Once again US 101 took us across the Meglor-Astoria Bridge and around Astoria (OR) and beyond.
The weather didn’t stop these boats on the Columbia River. There were salmon to be caught.
Stopping for a break we found one last stop on the Lewis and Clark Trail.
Just as we’d hoped, the further south we went, the fewer clouds. Patches of blue opened up.
The original n/s road on the west coast was El Camino Real, the Spanish Royal Road (Rt 1) running the length of California. As people moved into the area, improved roads began appearing one of these was US 101, sometimes running with and sometimes paralleling 1, and continuing north along the coasts of Oregon and Washington. Part of the road is the Pacific Coast Scenic Highway. Scenic it is,weaving through the Coast Ranges, National Forests, and small towns offering fresh seafood, Expresso, and Les Schwab Tires.
We caught glimpses of the Pacific, here a beautiful blue with white foam, unlike the Washington coast where it was brown with brown foam, much like the Atlantic around Galveston.
The clearer the skies, the bluer the water.
At times the road leaves the coast and runs along rivers. Some of them run between the road and the ocean, often with a ridge of trees between them.
Loved this shark cloud resting on the ridge.
Wonderful bright sunshine and a very bumpy road.
We only drove 110 miles, but it took three hours on the roller coaster roads. To access our next resting place, we had to leave US 101 and drive 10 miles along Sandlake Road.
The word to describe Pacific City Thousand Trails park is ‘maze”. Not only are 95% of the sites made for smaller rigs, but the roads weave up and down and around a ridge.
Most of the sites are hidden behind brush fences. Most are 50 or 30 amp and water, with a few full-hookups, and most of those are leased long-term.
It was tricky, but we managed to keep along the perimeter road. We planned to check out the full-hookups to see if any were available, but after weaving up the hill around blind turns, we stopped at the next site big enough for us, since we are only staying 4 nights.
There is a road just behind us, then the hill runs down to the beach. From here we can hear the ocean. (To me it sounds like traffic noise!)

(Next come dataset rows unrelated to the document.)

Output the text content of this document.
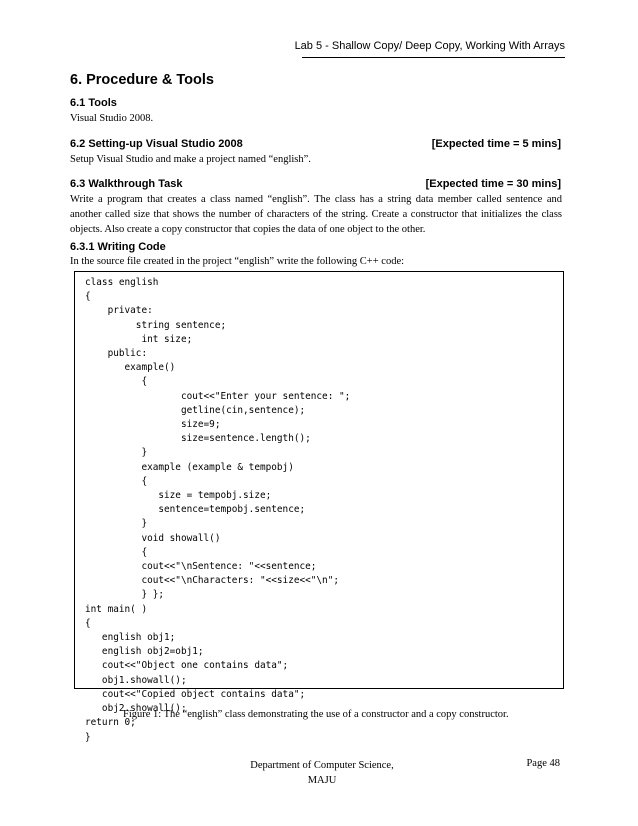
Lab 5 - Shallow Copy/ Deep Copy, Working With Arrays
6. Procedure & Tools
6.1 Tools
Visual Studio 2008.
6.2 Setting-up Visual Studio 2008	[Expected time = 5 mins]
Setup Visual Studio and make a project named “english”.
6.3 Walkthrough Task	[Expected time = 30 mins]
Write a program that creates a class named “english”. The class has a string data member called sentence and another called size that shows the number of characters of the string. Create a constructor that initializes the class objects. Also create a copy constructor that copies the data of one object to the other.
6.3.1 Writing Code
In the source file created in the project “english” write the following C++ code:
class english
{
private:
string sentence;
int size;
public:
example()
{
cout<<"Enter your sentence: ";
getline(cin,sentence);
size=9;
size=sentence.length();
}
example (example & tempobj)
{
size = tempobj.size;
sentence=tempobj.sentence;
}
void showall()
{
cout<<"\nSentence: "<<sentence;
cout<<"\nCharacters: "<<size<<"\n";
} };
int main( )
{
english obj1;
english obj2=obj1;
cout<<"Object one contains data";
obj1.showall();
cout<<"Copied object contains data";
obj2.showall();
return 0;
}
Figure 1: The “english” class demonstrating the use of a constructor and a copy constructor.
Department of Computer Science,
MAJU
Page 48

The family fun area was at the top of the hill, around this corner, up some more, and around another corner…well, you get the picture.
This guy kept getting into my pix.
Nice big playground and mini golf. To the right (below) were
pickleball/basketball courts (only one net available), and behind them, horseshoe court.

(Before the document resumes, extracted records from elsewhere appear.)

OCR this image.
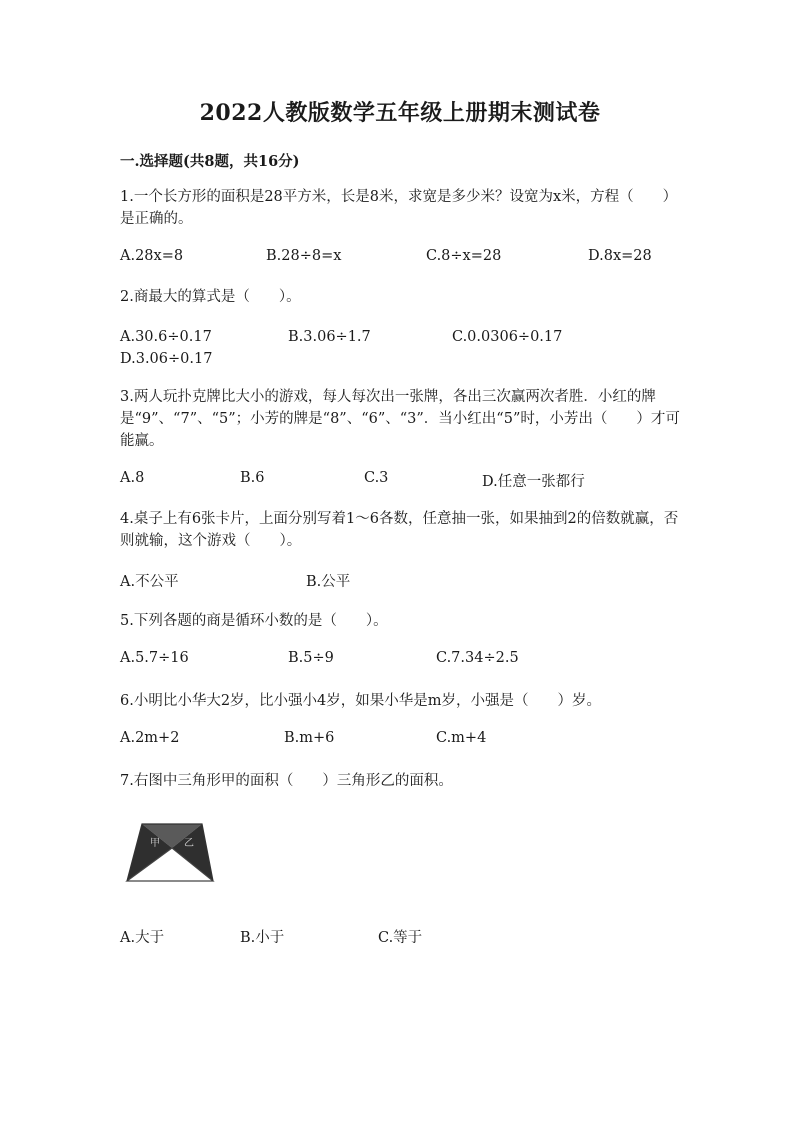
2022人教版数学五年级上册期末测试卷
一.选择题(共8题，共16分)
1.一个长方形的面积是28平方米，长是8米，求宽是多少米？设宽为x米，方程（　　）是正确的。
A.28x=8	B.28÷8=x	C.8÷x=28	D.8x=28
2.商最大的算式是（　　）。
A.30.6÷0.17	B.3.06÷1.7	C.0.0306÷0.17D.3.06÷0.17
3.两人玩扑克牌比大小的游戏，每人每次出一张牌，各出三次赢两次者胜．小红的牌是“9”、“7”、“5”；小芳的牌是“8”、“6”、“3”．当小红出“5”时，小芳出（　　）才可能赢。
A.8	B.6	C.3	D.任意一张都行
4.桌子上有6张卡片，上面分别写着1～6各数，任意抽一张，如果抽到2的倍数就赢，否则就输，这个游戏（　　）。
A.不公平	B.公平
5.下列各题的商是循环小数的是（　　）。
A.5.7÷16	B.5÷9	C.7.34÷2.5
6.小明比小华大2岁，比小强小4岁，如果小华是m岁，小强是（　　）岁。
A.2m+2	B.m+6	C.m+4
7.右图中三角形甲的面积（　　）三角形乙的面积。
甲 乙
A.大于	B.小于	C.等于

To the left and up one last rise, nice indoor warm water pool with am and pm adults only swim times, and
activity center with seating area on the left and playroom on the right complete with kid’s books and a puppet stage.

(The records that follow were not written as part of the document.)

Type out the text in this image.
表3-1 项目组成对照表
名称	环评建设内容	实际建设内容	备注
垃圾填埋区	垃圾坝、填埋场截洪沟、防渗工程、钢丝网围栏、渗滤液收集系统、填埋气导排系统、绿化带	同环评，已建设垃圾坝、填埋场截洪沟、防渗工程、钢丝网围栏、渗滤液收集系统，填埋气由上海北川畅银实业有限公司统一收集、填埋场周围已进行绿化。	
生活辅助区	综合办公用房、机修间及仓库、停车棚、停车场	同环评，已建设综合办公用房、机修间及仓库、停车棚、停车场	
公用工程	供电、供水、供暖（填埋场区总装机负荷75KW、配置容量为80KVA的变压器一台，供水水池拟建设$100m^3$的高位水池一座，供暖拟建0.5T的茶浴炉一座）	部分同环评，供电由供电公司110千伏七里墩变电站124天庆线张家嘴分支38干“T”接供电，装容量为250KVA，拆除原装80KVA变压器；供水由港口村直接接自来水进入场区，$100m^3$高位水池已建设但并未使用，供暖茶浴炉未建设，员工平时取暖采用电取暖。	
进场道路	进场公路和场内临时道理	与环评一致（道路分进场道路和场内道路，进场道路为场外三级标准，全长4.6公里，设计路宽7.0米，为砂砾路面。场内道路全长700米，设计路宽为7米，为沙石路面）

Next to it was the store and the wifi center (people said the reception was iffy), but it had a beautiful view of the Pacific.
From there we took a shortcut to the registration office. All TT parks in our package are first come, first served. We check in, drive around, pick a site, then return to the registration office with our site number. Sometimes we can call it in, but in this park we have no phone signal, and no antenna tv. With all of the tall trees, even satellite reception is a crap shoot. Of course, to access the registration office, we had to descend the hill,
cross a gully, and go up again. Nothing in this park is easy.
It does have a short trail access crossing the road to the beach. Of course, you have to go down the hill…….
Tomorrow we let the Eagle fly.
Louise and Duane
Errata: in Friday’s post about the Lewis and Clark trail, I said that we used the tunnel to go around the point beyond Desolation Niche. We drove past the point. The tunnel was further along. I also said that the importance of the port of Astoria was usurped by ports at Vancouver, Canada and Portland Oregon. The port was in Vancouver, Oregon. I have corrected these mistakes and reposted the Friday post.